Apple TV+ a livré avec la série «Vol détourné» un manuel sur la façon de créer un projet aussi neutre que possible en période de situation géopolitique complexe, et tout simplement un produit de qualité.
Au centre de l'intrigue de la série «Vol détourné» (Hijack) se trouve un négociateur nommé Sam (Idris Elba), qui se retrouve à bord d'un avion Dubai-Londres détourné par un groupe d'inconnus. Le principal objectif de Sam est de rentrer chez lui. Il engage donc un dialogue risqué avec les preneurs d'otages (personne ne les appelle terroristes) et tente de résoudre la situation.
Vous sentez une odeur de naphtaline ? Un thriller hermétique classique (espace clos, nulle part où fuir), des méchants tout aussi classiques (ils crient fort, menacent avec des armes, mais sont-ils vraiment méchants ?!), un héros courageux classique qui va sauver tout le monde (un bon gars sympa à qui il ne manque qu'un cure-dent pour compléter le tableau), et enfin des incompréhensions classiques sur ce que le gouvernement doit faire de tout cela.
On pourrait penser que nous avons déjà vu des centaines de films similaires (et les séries sur les problèmes à bord d'un avion ne sont pas rares). Mais un schéma éprouvé reste éprouvé parce qu'il fonctionne. Avec quelques réserves, bien sûr.
Premièrement, le personnage principal doit être charismatique. Assez pour qu'on croie en sa force de persuasion et qu'on veuille suivre ses actions non triviales et ses décisions inattendues. Cochez cette case. Il n'y a guère de héros de film d'action plus approprié, à la fois convaincant sur le plan de l'intelligence et du charisme, qu'Idris Elba.

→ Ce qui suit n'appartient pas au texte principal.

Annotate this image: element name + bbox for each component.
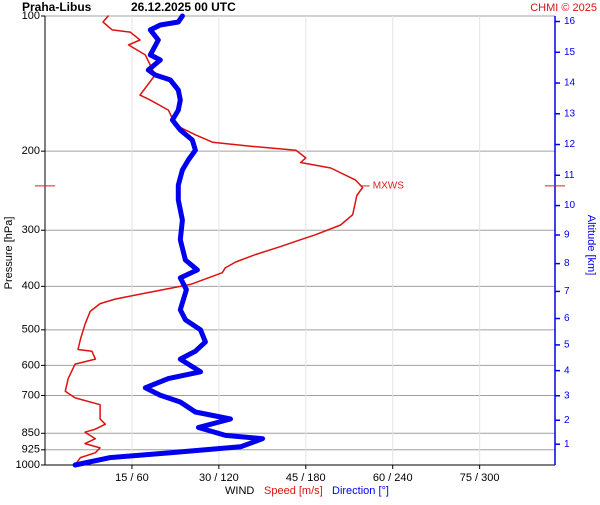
y2-tick-label: 10 <box>564 200 576 211</box>
y-tick-label: 925 <box>22 444 40 456</box>
y-tick-label: 600 <box>22 359 40 371</box>
x-tick-label: 60 / 240 <box>373 472 413 484</box>
y2-tick-label: 14 <box>564 78 576 89</box>
x-tick-label: 45 / 180 <box>286 472 326 484</box>
x-tick-label: 30 / 120 <box>199 472 239 484</box>
y-tick-label: 400 <box>22 280 40 292</box>
y2-tick-label: 3 <box>564 390 570 401</box>
legend-entry: Speed [m/s] <box>264 485 323 497</box>
y2-tick-label: 2 <box>564 415 570 426</box>
chart-title: Praha-Libus <box>22 0 92 14</box>
y2-tick-label: 7 <box>564 286 570 297</box>
y2-tick-label: 9 <box>564 230 570 241</box>
x-tick-label: 75 / 300 <box>460 472 500 484</box>
mxws-label: MXWS <box>373 181 404 192</box>
y2-tick-label: 8 <box>564 258 570 269</box>
y-tick-label: 1000 <box>16 459 40 471</box>
profile-line <box>64 15 364 466</box>
y2-tick-label: 13 <box>564 108 576 119</box>
y2-tick-label: 15 <box>564 47 576 58</box>
x-tick-label: 15 / 60 <box>115 472 149 484</box>
y-tick-label: 300 <box>22 224 40 236</box>
x-axis-label: WIND <box>225 485 254 497</box>
y-tick-label: 200 <box>22 145 40 157</box>
y-tick-label: 500 <box>22 324 40 336</box>
y2-axis-label: Altitude [km] <box>585 215 597 276</box>
y-tick-label: 100 <box>22 10 40 22</box>
chart-subtitle: 26.12.2025 00 UTC <box>131 0 236 14</box>
y2-tick-label: 5 <box>564 340 570 351</box>
y2-tick-label: 16 <box>564 16 576 27</box>
credit: CHMI © 2025 <box>530 2 597 14</box>
y2-tick-label: 4 <box>564 365 570 376</box>
y-tick-label: 700 <box>22 389 40 401</box>
y2-tick-label: 1 <box>564 439 570 450</box>
y2-tick-label: 11 <box>564 170 575 181</box>
legend-entry: Direction [°] <box>332 485 389 497</box>
y2-tick-label: 6 <box>564 313 570 324</box>
y2-tick-label: 12 <box>564 139 576 150</box>
y-tick-label: 850 <box>22 427 40 439</box>
y-axis-label: Pressure [hPa] <box>3 217 15 290</box>
profile-line <box>72 13 266 468</box>
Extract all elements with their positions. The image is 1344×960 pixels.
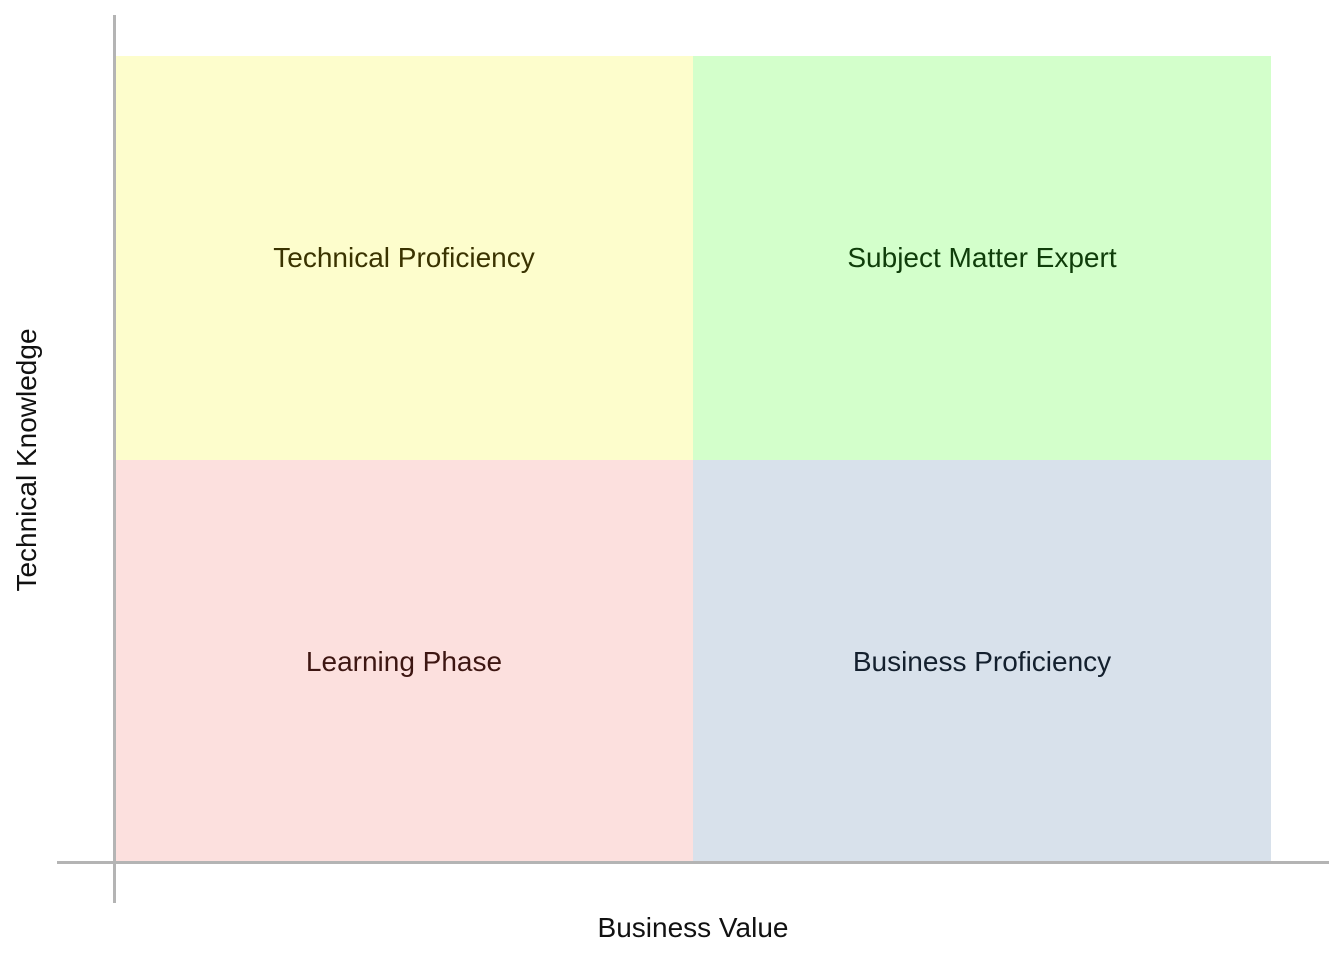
quadrant-label: Technical Proficiency [273,242,535,273]
y-axis-line [113,15,116,903]
quadrant-subject-matter-expert: Subject Matter Expert [693,56,1271,460]
quadrant-business-proficiency: Business Proficiency [693,460,1271,863]
y-axis-label: Technical Knowledge [11,328,42,592]
quadrant-label: Subject Matter Expert [847,242,1117,273]
quadrant-technical-proficiency: Technical Proficiency [115,56,693,460]
quadrant-learning-phase: Learning Phase [115,460,693,863]
quadrant-label: Business Proficiency [852,645,1112,677]
quadrant-label: Learning Phase [305,645,503,677]
x-axis-label: Business Value [597,912,789,943]
x-axis-line [57,861,1329,864]
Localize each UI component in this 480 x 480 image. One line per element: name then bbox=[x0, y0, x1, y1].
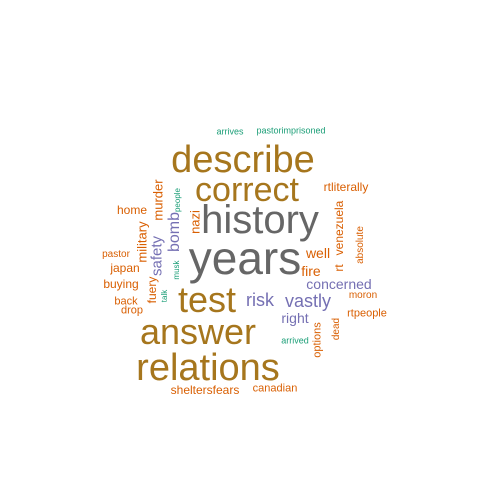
word-venezuela: venezuela bbox=[332, 200, 346, 256]
word-describe: describe bbox=[171, 139, 315, 181]
word-rt: rt bbox=[332, 264, 346, 272]
word-years: years bbox=[188, 232, 302, 284]
word-moron: moron bbox=[348, 290, 378, 301]
word-japan: japan bbox=[110, 261, 140, 275]
word-test: test bbox=[177, 279, 237, 320]
word-dead: dead bbox=[331, 317, 342, 341]
word-relations: relations bbox=[136, 347, 280, 389]
word-drop: drop bbox=[120, 304, 144, 317]
word-pastorimprisoned: pastorimprisoned bbox=[256, 125, 326, 136]
word-pastor: pastor bbox=[102, 249, 130, 260]
word-absolute: absolute bbox=[355, 226, 366, 264]
word-history: history bbox=[201, 198, 319, 242]
word-well: well bbox=[305, 245, 331, 261]
word-rtliterally: rtliterally bbox=[323, 180, 369, 194]
word-right: right bbox=[281, 310, 309, 326]
word-fire: fire bbox=[301, 263, 321, 279]
word-arrived: arrived bbox=[281, 335, 309, 346]
word-military: military bbox=[134, 221, 150, 263]
word-buying: buying bbox=[103, 277, 139, 291]
word-murder: murder bbox=[150, 179, 166, 221]
word-home: home bbox=[116, 203, 148, 217]
word-vastly: vastly bbox=[284, 291, 332, 311]
word-musk: musk bbox=[172, 260, 181, 280]
word-concerned: concerned bbox=[306, 276, 372, 292]
word-correct: correct bbox=[195, 171, 299, 209]
word-fuery: fuery bbox=[145, 276, 159, 304]
word-nazi: nazi bbox=[187, 210, 203, 234]
word-people: people bbox=[173, 187, 182, 213]
word-canadian: canadian bbox=[252, 382, 298, 395]
word-risk: risk bbox=[246, 290, 274, 310]
word-talk: talk bbox=[160, 289, 169, 303]
word-sheltersfears: sheltersfears bbox=[170, 383, 240, 397]
word-arrives: arrives bbox=[216, 126, 244, 137]
word-rtpeople: rtpeople bbox=[347, 307, 387, 320]
word-answer: answer bbox=[139, 311, 257, 352]
word-options: options bbox=[311, 322, 324, 358]
word-back: back bbox=[114, 295, 138, 308]
word-safety: safety bbox=[148, 235, 166, 277]
word-bomb: bomb bbox=[166, 211, 183, 253]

Son magnétisme et son charme naturels servent l'histoire de la meilleure façon – on comprend parfaitement pourquoi les criminels comme les passagers ordinaires lui font confiance.
Deuxièmement, l'élément clé de ce genre d'histoires est la tension. Et là aussi, on coche la case. La série «Vol détourné» compte 7 épisodes – une heure pour chaque heure du vol de sept heures entre Dubaï et Londres. Cela crée l'impression que les événements se déroulent en temps réel. Les créateurs utilisent habilement les cliffhangers entre les épisodes, et à l'intérieur de ceux-ci, ils construisent une mosaïque de pièces très diverses – conflits entre passagers, tentatives de l'équipage de changer la situation, contradictions parmi les preneurs d'otages eux-mêmes, analyse de l'incident au sol par des efforts internationaux. Tout cela est tout simplement captivant à suivre, et les épisodes d'une heure passent presque inaperçus.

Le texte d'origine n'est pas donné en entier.